It's not the internet, it's the people on it and the people trying to control it for money or power.
The best example I've found of a self-regulating forum on the internet was one aimed at technical discussions of (mostly) computers, protocols, and so on. There was nothing preventing anyone from posting to it... except that if you didn't do it in a very specific way, which was not listed anywhere, your posts never propagated and no-one else ever saw them. And this, too, was never mentioned anywhere.
If you wanted your posts seen, you had to know enough about the underlying messaging protocols to realize that most standard interfaces didn't let you muck around with the guts of the metadata, find a program which did allow it (usually as a very esoteric and barely-documented option), get hold of that, use it to dissect existing messages and find the hidden metadata that enabled propagation, copy that into the metadata of your own messages, and set your interface up to do that automatically.

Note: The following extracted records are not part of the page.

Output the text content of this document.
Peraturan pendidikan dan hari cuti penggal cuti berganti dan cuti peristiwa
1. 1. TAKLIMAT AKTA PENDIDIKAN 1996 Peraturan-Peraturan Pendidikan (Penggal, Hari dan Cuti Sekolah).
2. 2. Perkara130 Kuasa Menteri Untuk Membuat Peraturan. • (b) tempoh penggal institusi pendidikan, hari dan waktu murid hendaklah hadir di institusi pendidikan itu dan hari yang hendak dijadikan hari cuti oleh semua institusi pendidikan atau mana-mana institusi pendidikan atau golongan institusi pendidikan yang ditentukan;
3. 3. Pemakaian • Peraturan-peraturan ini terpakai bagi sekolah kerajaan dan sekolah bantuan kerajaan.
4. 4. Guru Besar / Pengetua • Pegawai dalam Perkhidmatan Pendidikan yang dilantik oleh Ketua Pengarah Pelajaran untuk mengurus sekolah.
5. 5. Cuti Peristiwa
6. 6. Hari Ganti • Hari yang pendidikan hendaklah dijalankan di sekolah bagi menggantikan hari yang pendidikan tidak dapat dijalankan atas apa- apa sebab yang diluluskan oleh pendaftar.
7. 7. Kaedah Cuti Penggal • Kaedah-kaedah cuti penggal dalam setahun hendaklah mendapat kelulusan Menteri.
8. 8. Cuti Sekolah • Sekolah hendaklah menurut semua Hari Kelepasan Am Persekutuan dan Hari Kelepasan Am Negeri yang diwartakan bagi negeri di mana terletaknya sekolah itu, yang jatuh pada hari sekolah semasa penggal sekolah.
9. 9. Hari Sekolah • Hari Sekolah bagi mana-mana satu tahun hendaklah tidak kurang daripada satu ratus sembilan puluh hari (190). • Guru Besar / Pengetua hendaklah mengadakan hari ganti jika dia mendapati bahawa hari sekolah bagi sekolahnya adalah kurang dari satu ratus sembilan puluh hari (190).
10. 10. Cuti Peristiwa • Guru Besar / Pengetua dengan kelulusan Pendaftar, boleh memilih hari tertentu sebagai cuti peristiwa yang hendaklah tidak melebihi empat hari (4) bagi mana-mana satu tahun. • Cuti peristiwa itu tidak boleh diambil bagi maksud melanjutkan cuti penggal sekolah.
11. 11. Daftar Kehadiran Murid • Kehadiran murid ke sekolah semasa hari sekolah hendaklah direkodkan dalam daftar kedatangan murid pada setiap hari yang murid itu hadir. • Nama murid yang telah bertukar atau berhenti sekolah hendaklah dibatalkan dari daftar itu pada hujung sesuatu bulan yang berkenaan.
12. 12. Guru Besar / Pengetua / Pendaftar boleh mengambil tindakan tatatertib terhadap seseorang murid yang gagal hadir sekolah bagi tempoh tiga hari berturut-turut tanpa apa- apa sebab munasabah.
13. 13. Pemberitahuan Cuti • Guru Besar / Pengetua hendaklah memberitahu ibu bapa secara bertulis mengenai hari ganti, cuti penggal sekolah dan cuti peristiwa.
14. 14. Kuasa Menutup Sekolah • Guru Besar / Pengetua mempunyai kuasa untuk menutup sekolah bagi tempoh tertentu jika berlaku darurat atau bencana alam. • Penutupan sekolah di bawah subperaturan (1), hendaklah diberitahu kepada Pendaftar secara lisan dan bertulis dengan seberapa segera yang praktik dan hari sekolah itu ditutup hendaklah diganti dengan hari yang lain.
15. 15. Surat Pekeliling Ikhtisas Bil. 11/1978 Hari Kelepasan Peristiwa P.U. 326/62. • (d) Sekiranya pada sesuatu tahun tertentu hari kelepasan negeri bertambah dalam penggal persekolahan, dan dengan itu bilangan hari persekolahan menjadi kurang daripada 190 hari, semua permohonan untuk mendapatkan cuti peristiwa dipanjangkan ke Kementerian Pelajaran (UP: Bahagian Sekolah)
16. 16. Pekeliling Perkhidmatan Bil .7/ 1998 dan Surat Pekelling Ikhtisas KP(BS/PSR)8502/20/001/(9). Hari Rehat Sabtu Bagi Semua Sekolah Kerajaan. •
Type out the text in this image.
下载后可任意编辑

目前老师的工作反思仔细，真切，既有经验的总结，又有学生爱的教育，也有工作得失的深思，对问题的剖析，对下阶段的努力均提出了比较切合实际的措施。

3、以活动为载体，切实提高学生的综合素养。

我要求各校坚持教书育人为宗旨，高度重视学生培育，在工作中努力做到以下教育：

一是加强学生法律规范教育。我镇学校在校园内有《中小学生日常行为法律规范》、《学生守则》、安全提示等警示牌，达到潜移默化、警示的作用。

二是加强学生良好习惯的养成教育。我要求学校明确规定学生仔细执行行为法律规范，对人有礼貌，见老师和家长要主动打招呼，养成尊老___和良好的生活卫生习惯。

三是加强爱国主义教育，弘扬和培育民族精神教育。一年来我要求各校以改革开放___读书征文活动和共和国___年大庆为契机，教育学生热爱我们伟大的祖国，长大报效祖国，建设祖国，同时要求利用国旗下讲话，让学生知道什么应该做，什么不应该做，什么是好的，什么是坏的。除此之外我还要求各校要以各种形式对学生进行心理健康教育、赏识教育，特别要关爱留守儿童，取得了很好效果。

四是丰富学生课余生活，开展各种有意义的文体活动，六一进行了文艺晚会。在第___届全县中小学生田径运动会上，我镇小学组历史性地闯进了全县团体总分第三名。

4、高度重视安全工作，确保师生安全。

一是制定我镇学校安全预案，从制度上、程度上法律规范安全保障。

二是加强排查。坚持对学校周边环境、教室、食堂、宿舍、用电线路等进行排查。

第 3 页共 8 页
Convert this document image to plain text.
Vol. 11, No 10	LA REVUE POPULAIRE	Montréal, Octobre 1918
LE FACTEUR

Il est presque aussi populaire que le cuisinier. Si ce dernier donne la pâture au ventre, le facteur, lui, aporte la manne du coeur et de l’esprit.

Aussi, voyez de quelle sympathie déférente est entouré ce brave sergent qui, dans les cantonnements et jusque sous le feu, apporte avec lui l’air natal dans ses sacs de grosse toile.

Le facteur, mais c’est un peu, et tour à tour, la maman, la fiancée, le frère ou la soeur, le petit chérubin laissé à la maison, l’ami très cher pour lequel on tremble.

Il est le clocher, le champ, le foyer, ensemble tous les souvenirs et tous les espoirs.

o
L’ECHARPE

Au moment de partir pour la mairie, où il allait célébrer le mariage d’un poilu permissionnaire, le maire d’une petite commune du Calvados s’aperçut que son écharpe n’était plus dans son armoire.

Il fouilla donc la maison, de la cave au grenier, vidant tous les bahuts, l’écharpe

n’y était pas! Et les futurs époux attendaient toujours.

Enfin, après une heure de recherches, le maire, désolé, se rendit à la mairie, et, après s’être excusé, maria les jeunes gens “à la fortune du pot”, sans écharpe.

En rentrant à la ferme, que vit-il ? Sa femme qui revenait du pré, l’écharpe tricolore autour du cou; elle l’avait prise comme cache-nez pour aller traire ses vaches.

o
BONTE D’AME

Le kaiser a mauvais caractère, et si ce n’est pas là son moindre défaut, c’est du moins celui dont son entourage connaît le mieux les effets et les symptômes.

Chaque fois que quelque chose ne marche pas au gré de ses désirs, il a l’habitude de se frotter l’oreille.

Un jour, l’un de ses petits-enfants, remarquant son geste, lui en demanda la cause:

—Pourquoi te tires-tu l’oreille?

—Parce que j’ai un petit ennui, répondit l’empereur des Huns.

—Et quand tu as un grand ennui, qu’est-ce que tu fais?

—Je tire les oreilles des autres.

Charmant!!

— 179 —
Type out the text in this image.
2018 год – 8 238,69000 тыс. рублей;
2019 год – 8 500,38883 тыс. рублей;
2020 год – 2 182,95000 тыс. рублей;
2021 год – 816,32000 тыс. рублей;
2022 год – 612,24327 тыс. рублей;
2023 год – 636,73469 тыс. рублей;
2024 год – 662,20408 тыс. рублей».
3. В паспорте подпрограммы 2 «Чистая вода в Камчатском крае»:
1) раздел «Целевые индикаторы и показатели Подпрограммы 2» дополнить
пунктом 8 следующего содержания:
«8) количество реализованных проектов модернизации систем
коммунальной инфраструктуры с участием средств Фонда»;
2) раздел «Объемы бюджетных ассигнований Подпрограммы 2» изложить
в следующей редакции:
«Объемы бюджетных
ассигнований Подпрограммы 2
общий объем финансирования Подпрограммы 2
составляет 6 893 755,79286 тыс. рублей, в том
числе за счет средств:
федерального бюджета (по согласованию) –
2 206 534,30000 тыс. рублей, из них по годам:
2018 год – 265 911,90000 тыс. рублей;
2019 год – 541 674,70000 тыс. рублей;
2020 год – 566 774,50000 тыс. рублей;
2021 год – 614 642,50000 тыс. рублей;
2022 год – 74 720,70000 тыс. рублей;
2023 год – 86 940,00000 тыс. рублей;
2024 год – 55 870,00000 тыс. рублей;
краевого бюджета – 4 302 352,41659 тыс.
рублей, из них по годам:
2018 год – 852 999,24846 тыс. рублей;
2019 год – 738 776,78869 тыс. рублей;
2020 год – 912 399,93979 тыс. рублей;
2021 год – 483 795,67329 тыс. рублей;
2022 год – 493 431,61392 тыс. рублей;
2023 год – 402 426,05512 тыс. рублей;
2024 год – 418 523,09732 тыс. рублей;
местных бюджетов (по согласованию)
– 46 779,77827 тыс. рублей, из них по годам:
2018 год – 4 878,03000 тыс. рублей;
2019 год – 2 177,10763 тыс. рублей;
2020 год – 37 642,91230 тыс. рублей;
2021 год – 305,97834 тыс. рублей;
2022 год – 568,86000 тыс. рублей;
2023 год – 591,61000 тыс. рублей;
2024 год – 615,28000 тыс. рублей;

No spam, no brigading, no mods necessary. Just a purely technical hurdle that anyone could pass if they had the kind of knowledge that the forum liked to see in its participants (and was all available publicly, if you went looking). And while, in theory, you could get as*holes who had the knowledge or were prepared to put in that kind of effort to break into the discussions, they were extremely rare and tended to be ignored - there were user-filtering options also available.
Elegant, set-and-forget, and it worked amazingly well to keep discussions on-topic and relevant for years, if not decades.
These days, unfortunately, most platforms are owned by private interests who want to attract the maximum number of easily-fleeced users to an advertising/propaganda platform.